Have you thought about grip width?
A bar will bend differently depending on with wich grip you grab it :
Squat > 1 central pressure point.
Deadlift > 2 shoulder width gripping points
Bench Press > 2 (average) 1,5 shoulder width pressure points
Snatch > 2 (average) 2 shoulder width pulling/pressing points
Clean and Jerk > 2 (average) 1-1,5 shoulder width pulling/pressing points
Do these actually play a role in what you're calculating?
Legendaryblaze wrote : "The mechanical properties can be easily calculated. Moment of Inertia, modulus of elasticity, shear modulus of elasticity, allowable bearing stress, etc. I imagine that olympic bars have a higher modulus of elasticity, lower critical point (concerning buckling) and less stiffness."
These factors will be modified from the bar caracteristics, but also from the grip, the technical specifications of each lift.
- A Clean and Jerk will make your bar bend more because your grip is narrow(er) and you use more weight. Your limbs will operate in a "straight" line hence more load.
- The Snatch will make your bar bend less at it allows use for less weight, as you upper limbs "rotate" to bring the bar up. The wider grip reduces the rotation radius (total distance to achieve the lift), then allowing more load.
So, my thought are :
1) If you only calculate mechanical properties of each tested bar, are you calculating from a UNIQUE central point?
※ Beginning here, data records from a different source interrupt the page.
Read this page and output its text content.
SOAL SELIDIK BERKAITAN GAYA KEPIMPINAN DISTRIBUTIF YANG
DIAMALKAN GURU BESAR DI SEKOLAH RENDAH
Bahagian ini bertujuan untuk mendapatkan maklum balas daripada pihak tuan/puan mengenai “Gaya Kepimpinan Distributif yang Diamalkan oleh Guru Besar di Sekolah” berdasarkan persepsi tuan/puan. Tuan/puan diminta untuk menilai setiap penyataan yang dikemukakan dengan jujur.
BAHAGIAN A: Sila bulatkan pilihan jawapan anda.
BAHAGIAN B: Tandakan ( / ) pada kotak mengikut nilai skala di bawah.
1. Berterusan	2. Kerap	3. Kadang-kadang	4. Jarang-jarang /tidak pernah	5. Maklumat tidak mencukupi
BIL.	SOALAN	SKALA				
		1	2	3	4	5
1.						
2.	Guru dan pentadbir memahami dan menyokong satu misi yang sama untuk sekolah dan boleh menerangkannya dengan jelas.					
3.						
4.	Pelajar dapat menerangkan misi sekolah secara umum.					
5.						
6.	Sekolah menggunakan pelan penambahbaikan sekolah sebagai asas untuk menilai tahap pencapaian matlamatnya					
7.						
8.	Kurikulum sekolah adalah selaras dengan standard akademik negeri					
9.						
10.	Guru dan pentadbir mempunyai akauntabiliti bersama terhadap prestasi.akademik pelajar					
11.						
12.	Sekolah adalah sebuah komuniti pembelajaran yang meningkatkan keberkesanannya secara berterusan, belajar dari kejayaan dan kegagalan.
Or testing with actual human ergonomic settings?
2) Are you mesuring with equal speed? Taking in account acceleration/deceleration, as with O-lifts you don't need to decelerate your bar (bring it to the ground)?
3) Are you calculating/comparing performance in each lift with the same weight, but with different bars?
4) If so, will you take in account that elasticity and Inertia could modify the lift's achievement? When you stabilise, you "shake" making it more difficult to lift the load...
Hope this helps. If not, please apologise someone really interested in the subject, but with no actual idea in what the goals are (I'm a nurse...).